What Usd said. Even assuming it actually took trees to make bills, you seem to be presuming that we must necessarily cut down all trees to make sufficient paper to represent them.
Dotzilla wrote:
also, i really don't know anything about economy but the ability to just grow more money sounds like it would inflate things. you want to buy 1 tomato, which costs 2 trees. you only have 1 tree. you grow another tree. now you have 2 trees, but you didn't contribute to the economy to gain that second tree. you didn't "work" for it, in the market sense.
The tree has, and represents, value. Economy is exchange of value.
This basic principle holds true whether the currency is backed by gold, trees, or faith in the government.
Dotzilla wrote:
like i said, i don't know much (or anything, really) about economics, but it seems like if we had the ability to just make gold it's value would fall considerably. the value of a precious metal is determined by it's rarity. which is why warren buffet has a 350 million dollar iridium wedding ring. lolz
We do have the capacity to make gold, by means of a process called mining.
Gold, like any other naturally occurring resource, isn't "made" until it's processed into a form that can be packaged, used and/or sold.
This is one of my criticisms of the gold-based currency: it would lead to over-investment in exploration and make countries like Burma or South Africa richer than the US/EU/PRC overnight for absolutely no good reason. Not to mention that with today's advanced technology, gold-backed currency would lead to investment in pointlessly creative new ways to make gold (such as refining sand and seawater) that would serve no productive purpose.
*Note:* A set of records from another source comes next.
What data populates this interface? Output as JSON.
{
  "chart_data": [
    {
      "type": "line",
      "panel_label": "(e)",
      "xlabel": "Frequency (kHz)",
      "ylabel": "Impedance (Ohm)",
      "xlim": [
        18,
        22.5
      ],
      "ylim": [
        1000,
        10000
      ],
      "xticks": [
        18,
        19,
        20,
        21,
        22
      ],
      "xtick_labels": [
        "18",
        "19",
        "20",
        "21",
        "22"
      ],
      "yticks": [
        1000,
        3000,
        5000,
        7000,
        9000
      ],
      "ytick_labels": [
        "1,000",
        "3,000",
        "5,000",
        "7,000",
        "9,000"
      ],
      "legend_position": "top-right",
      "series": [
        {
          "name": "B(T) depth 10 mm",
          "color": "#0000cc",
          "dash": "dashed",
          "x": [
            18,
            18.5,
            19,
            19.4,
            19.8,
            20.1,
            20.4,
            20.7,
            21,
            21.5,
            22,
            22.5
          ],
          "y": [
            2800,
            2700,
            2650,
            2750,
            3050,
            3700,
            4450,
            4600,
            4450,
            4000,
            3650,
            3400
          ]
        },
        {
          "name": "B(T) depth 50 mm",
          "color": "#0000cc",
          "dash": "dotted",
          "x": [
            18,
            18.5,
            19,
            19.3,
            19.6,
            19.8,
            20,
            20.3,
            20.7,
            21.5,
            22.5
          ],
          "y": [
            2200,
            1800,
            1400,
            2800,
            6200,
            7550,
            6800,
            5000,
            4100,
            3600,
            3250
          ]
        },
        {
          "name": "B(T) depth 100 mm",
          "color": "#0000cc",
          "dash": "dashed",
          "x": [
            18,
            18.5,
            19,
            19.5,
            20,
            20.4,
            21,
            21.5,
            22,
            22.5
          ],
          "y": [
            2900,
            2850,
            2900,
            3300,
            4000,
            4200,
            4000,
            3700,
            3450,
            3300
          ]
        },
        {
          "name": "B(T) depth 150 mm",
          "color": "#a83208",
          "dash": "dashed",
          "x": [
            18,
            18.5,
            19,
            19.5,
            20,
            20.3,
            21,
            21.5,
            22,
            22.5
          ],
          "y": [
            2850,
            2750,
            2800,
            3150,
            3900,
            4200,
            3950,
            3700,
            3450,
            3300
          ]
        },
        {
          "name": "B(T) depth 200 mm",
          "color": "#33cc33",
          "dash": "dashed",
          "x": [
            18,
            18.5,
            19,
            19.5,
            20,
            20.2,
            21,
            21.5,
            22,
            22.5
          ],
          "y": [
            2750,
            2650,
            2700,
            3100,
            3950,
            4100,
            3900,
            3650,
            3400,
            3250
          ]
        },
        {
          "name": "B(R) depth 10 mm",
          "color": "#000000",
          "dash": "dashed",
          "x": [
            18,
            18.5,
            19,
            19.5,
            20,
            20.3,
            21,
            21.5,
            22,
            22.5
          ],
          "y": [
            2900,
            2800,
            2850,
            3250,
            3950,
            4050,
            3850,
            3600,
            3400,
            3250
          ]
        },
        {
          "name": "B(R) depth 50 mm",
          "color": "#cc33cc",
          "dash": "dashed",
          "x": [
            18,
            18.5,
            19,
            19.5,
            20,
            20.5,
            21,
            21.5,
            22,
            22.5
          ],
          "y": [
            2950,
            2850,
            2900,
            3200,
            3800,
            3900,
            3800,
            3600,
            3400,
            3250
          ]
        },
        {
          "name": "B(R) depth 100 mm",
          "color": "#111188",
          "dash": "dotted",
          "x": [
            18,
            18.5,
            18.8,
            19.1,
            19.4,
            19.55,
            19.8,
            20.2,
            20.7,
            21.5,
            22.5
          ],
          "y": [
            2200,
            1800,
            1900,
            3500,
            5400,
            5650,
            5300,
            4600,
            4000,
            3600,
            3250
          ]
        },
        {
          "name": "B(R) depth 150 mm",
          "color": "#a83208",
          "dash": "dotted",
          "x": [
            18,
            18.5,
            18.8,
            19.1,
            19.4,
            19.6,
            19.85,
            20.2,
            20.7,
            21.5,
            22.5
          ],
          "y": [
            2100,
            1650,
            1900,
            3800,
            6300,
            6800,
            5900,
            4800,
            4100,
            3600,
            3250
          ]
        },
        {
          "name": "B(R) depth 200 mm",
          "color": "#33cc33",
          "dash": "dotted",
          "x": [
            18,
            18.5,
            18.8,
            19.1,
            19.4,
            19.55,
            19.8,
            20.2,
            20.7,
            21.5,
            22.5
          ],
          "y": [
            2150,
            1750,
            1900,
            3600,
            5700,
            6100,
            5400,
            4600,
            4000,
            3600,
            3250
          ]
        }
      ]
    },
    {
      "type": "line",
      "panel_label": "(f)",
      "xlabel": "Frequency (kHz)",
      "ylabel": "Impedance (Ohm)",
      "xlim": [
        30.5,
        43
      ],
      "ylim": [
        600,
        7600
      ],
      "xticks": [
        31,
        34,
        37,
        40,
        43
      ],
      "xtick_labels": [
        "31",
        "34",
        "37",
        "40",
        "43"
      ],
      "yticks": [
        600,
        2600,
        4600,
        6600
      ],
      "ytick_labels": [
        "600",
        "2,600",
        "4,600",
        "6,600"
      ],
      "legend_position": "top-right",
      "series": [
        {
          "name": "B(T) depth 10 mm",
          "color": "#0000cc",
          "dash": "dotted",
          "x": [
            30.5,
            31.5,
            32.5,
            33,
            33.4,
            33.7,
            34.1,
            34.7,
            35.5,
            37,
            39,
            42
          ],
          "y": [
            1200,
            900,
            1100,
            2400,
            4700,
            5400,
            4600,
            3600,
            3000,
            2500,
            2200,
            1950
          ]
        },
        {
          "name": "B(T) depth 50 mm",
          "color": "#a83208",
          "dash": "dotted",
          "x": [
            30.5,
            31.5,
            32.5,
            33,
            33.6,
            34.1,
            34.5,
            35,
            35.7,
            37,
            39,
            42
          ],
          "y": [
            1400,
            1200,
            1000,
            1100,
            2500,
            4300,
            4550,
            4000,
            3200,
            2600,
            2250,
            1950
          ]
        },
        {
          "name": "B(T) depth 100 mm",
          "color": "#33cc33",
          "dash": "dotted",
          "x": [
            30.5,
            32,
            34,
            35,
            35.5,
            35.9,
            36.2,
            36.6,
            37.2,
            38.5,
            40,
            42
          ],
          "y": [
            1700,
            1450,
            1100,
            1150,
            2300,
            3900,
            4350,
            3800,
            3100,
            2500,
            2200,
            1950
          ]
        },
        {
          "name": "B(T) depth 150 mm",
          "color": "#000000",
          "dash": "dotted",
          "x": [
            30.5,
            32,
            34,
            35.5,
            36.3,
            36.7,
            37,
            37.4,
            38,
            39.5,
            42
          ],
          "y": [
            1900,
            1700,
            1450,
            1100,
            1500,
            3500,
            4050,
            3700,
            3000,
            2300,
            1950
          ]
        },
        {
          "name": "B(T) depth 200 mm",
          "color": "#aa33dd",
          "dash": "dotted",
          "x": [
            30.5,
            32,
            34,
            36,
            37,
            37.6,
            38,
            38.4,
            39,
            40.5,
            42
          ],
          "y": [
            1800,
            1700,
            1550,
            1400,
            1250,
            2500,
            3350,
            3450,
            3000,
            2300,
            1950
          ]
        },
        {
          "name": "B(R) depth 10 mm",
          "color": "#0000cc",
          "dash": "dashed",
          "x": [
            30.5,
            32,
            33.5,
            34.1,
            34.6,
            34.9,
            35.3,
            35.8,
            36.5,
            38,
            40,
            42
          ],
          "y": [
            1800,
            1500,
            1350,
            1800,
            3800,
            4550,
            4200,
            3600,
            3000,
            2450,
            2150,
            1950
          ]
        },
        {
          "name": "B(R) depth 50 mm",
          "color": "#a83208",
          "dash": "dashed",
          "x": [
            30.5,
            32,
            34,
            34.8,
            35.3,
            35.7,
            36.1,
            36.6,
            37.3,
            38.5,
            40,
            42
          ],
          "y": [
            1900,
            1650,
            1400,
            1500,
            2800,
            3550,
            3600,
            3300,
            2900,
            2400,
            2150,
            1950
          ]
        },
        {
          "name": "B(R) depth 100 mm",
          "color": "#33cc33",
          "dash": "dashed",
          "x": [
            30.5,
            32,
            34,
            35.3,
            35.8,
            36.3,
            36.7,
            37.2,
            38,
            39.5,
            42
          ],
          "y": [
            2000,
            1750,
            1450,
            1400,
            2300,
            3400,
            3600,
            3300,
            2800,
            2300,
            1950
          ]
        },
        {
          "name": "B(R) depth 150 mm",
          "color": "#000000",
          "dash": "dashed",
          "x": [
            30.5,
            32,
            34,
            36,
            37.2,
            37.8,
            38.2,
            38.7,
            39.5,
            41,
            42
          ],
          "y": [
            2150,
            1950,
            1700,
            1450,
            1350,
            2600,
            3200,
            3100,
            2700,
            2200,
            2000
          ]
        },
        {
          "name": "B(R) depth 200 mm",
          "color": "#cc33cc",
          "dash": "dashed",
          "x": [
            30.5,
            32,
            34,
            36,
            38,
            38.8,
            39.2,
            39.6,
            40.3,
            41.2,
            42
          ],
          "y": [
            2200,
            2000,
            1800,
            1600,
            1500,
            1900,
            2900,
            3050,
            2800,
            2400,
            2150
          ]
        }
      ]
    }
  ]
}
In the case of trees, though, we do have an interest in finding a way to ensure that more are produced. And as almost all economic activity today comes with a direct environmental tradeoff, usually via deforestation or CO2 emissions, using trees as currency would create an economic vehicle that could not only compensate for the damage, but perhaps, over time, even reverse it to a considerable extent, reforesting large areas and restoring groundwater, while ensuring an even higher standard of living than we have today.